Bassist Dan Briggs of Between The Buried And Me steps out of his usual job and into a power trio that shares little context with his main band. Nary a guitar is to be found on “Separate Realities”, which while upsetting to the metal fans who would follow him to this new endeavor, is a fascinating experiment. “Separate Realities” is the answer to a question no one asked; namely, what would technical metal sound like if there were no guitars. This album is the answer, combining technical metal and jazz in a way that underlines an unseen connection between the two styles. Both live on involved and demanding rhythm sections, which Briggs and drummer Matt Lynch deliver with aplomb. The key is saxophonist Walter Fancourt, who uses his instrument to replicate the meandering guitar lines of atonal metal through the filter of post-fusion jazz.
Listening to the album, it's not readily apparent the intertwined nature of the dichotomy, but involved listens will reveal the hidden gems. As sax lines dart in and out, cutting through the music with blasts of melody-deprived screeching (often distorted for maximum effect), it's not hard to turn the sound into a buzz-saw guitar in the mind, rendering the composition not an example of free-form jazz, but the kind of metal the growing technical scene has embraced. Replace the brass with guitars, and the result would not be far off the instrumental madness provided by Blotted Science.
The trouble with this kind of music is that while it is impressive to listen to and figure out the intricacies of what is going on, not much room is left to remember the music once the effort of listening is complete. Though not the fault of the limited instrumentation, the difficulty capturing and expressing melody in such a rhythmic assault provides limited opportunity to hook the listener. The bits of tribal drumming, xylophone, and flute that appear for brief interludes are the moments that most stand out, a shame considering how short their stays are.
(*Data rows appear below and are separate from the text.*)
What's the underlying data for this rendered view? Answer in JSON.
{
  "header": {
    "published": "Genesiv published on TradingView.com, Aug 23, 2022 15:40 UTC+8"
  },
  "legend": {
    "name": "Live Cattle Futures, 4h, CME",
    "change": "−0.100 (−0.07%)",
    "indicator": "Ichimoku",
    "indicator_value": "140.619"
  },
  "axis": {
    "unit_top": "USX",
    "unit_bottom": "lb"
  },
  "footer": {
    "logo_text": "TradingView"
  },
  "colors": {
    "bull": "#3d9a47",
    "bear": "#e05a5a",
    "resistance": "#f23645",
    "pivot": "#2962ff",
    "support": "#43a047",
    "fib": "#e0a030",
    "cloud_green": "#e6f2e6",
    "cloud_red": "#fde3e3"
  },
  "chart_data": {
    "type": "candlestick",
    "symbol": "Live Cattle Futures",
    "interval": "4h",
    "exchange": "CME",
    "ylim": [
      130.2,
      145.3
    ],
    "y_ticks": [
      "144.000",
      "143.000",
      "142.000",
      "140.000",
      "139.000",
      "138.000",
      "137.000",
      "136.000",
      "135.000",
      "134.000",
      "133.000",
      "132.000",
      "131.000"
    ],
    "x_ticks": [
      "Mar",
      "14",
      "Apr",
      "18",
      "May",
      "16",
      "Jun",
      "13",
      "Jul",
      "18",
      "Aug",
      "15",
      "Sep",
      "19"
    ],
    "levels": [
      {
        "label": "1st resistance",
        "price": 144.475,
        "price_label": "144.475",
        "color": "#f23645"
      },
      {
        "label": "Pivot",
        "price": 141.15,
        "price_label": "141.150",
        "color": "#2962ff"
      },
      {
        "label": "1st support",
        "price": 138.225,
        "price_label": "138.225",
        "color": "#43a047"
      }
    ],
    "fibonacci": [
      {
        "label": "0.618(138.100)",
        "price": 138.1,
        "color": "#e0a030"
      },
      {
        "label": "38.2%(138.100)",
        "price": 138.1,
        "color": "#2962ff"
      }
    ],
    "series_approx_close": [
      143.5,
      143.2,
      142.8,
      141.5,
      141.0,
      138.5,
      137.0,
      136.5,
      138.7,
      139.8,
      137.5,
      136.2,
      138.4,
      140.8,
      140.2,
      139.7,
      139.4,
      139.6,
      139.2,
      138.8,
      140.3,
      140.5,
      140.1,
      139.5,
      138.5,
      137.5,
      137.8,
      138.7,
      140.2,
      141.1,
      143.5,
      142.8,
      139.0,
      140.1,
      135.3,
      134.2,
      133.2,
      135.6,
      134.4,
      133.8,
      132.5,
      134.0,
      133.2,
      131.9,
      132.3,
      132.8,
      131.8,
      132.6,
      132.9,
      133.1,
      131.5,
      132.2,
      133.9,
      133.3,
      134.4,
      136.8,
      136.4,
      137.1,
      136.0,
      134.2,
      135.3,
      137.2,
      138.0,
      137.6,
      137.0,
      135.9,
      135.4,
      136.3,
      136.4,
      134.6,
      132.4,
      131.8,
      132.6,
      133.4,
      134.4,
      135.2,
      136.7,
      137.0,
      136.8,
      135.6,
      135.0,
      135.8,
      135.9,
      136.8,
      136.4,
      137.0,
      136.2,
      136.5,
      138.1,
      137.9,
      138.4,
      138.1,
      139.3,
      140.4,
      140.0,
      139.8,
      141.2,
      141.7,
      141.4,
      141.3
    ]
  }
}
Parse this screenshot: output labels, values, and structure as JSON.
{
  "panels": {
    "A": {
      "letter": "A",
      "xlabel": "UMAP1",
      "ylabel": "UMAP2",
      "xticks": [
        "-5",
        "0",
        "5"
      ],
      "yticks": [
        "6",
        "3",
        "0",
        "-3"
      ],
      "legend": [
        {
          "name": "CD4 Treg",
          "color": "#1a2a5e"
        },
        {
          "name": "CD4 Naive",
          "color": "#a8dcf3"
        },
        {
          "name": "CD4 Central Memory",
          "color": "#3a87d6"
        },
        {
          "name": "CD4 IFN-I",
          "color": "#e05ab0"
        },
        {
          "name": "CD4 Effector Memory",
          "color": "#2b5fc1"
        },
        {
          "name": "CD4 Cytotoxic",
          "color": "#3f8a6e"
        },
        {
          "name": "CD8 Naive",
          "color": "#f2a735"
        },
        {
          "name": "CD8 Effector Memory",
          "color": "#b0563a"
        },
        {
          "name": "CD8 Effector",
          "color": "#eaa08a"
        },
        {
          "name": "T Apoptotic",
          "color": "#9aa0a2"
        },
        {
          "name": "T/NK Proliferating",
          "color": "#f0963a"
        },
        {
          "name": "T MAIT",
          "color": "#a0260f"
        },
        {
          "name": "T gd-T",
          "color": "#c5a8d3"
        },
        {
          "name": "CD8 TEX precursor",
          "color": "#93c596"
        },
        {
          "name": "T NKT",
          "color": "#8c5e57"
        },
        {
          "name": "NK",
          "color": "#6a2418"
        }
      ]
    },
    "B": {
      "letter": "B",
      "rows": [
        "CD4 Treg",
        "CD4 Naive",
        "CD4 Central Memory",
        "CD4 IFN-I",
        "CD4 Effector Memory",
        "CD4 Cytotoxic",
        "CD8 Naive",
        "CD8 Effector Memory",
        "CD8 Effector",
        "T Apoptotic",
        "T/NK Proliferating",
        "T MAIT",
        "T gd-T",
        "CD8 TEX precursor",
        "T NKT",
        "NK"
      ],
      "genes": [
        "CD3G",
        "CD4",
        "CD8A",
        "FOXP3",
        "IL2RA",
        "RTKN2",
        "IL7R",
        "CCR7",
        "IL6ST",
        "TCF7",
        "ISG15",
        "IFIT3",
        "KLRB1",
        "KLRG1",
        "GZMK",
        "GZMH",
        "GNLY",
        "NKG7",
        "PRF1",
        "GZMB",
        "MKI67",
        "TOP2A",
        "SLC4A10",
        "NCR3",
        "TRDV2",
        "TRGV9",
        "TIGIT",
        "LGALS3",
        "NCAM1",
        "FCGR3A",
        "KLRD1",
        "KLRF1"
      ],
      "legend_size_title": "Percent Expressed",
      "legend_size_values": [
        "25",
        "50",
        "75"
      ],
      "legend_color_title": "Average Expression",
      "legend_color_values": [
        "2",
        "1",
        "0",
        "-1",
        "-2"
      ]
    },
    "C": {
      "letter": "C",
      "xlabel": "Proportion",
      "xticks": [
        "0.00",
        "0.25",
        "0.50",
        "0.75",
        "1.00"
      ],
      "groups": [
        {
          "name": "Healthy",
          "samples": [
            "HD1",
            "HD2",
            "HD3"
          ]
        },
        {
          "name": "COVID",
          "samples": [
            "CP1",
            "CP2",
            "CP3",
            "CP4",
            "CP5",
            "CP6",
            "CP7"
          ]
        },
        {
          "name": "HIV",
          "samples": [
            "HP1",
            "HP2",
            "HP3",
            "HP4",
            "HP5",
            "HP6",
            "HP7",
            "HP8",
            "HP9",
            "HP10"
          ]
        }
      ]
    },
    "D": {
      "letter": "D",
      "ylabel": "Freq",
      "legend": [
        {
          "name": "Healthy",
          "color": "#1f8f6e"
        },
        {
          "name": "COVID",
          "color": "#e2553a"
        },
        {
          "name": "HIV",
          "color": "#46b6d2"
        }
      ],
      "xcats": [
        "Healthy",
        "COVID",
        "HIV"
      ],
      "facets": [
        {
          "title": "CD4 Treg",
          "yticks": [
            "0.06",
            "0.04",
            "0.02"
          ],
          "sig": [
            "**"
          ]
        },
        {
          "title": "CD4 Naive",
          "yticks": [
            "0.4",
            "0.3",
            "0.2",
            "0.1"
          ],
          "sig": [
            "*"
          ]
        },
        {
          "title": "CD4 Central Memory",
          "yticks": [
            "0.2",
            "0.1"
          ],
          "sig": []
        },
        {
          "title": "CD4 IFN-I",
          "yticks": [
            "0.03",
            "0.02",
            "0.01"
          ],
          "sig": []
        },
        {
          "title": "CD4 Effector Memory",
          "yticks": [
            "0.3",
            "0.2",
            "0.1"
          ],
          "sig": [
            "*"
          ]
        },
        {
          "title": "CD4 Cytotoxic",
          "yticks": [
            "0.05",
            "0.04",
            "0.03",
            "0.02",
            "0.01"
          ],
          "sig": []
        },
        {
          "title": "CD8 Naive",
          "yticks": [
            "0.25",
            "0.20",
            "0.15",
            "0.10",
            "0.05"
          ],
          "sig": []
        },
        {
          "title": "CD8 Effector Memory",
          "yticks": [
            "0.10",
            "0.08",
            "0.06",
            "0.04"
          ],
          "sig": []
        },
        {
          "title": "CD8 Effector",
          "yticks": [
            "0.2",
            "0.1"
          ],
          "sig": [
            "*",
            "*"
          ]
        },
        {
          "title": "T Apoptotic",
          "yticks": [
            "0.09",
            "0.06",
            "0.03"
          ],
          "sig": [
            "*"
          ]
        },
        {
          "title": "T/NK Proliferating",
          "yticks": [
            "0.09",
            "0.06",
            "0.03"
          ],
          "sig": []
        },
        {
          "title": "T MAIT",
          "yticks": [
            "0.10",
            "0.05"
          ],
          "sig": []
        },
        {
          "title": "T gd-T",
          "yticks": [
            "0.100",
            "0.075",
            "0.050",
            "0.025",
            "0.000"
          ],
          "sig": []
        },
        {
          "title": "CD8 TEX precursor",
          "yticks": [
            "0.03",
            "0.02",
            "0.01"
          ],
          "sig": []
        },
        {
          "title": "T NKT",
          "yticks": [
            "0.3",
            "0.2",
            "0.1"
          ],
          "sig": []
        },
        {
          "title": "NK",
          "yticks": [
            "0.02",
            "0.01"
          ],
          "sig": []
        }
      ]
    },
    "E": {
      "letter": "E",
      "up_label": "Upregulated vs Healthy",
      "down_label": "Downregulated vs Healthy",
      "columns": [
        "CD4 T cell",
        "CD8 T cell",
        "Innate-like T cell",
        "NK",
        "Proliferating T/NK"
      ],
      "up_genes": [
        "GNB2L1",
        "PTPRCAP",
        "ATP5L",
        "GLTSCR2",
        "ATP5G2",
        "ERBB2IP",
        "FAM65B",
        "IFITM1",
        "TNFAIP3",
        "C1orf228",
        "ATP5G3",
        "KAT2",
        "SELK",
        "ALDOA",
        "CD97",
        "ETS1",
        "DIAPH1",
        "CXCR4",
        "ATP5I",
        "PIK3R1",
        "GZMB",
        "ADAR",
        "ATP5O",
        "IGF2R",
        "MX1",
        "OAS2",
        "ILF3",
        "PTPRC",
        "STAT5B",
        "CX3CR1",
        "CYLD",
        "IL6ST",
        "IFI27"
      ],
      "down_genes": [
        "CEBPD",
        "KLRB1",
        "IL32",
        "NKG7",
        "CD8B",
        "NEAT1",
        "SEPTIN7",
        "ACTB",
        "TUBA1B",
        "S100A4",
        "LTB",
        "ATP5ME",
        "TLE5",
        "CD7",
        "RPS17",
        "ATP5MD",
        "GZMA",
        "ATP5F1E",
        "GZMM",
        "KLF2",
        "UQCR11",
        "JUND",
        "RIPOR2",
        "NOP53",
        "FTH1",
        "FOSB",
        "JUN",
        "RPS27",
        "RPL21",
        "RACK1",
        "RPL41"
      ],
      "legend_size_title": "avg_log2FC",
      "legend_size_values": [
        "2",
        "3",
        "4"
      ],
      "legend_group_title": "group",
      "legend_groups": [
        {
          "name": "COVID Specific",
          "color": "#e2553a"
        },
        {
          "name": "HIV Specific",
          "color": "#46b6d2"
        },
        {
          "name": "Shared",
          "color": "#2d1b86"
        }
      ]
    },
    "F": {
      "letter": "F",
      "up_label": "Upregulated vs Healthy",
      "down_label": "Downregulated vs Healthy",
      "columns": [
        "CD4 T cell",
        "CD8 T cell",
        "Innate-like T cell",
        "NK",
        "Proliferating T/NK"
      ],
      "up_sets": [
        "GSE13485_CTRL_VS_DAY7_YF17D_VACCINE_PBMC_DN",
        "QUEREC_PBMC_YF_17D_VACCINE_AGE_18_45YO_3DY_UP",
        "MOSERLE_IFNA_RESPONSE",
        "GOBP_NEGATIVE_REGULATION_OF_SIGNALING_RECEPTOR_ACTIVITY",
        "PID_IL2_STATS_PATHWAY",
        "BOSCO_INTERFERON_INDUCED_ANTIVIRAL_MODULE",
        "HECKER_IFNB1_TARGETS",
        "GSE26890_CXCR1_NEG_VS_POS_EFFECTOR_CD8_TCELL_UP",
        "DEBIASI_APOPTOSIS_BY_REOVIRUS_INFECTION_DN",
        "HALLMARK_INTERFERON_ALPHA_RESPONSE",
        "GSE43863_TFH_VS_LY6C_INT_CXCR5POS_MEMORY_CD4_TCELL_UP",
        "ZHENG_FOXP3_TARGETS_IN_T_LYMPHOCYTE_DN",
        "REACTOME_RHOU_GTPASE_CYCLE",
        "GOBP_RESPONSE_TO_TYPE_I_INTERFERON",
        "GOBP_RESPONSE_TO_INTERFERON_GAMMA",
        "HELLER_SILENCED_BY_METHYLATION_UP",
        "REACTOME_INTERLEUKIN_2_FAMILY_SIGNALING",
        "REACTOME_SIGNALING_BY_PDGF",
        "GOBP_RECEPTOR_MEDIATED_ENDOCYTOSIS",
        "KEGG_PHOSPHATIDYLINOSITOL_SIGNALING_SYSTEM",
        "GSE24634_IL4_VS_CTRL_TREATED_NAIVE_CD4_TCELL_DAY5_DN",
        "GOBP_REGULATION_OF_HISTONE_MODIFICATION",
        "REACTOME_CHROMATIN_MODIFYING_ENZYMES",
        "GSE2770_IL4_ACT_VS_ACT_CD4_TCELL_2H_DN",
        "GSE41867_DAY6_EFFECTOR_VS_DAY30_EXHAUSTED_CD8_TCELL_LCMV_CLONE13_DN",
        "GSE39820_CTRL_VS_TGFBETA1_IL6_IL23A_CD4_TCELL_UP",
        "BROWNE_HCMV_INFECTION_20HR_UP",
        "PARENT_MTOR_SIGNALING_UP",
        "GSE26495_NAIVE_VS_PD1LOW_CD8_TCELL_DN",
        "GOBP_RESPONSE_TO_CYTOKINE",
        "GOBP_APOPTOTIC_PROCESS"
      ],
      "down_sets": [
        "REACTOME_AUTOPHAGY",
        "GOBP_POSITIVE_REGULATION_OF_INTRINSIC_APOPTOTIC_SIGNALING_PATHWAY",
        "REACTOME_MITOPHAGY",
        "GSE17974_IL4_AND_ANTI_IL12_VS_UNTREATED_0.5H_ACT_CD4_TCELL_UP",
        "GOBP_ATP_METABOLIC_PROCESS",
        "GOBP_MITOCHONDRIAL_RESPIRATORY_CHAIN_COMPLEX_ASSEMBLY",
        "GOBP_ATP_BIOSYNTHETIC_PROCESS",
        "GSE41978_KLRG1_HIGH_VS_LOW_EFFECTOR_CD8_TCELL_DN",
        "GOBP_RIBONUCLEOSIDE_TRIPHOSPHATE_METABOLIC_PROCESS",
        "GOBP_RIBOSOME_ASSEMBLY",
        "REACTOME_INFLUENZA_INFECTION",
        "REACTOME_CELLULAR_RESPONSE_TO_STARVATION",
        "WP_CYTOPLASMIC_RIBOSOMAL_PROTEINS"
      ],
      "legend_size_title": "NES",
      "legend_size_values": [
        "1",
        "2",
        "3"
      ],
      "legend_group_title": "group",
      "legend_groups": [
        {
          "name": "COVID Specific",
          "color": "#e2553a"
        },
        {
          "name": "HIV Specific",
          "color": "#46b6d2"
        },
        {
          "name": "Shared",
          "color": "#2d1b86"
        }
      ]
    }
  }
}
There's a common conception of jazz as staid and boring, which ultimately makes “Separate Realities” troublesome to judge. What might work in jazz circles doesn't in the metal world, and I would assume both sides will be disappointed in the result. Trioscapes has tried something different, and while it is a valiant attempt at broadening the horizons, I don't see much that will appeal to the metal fans who are sure to check “Separate Realities” out.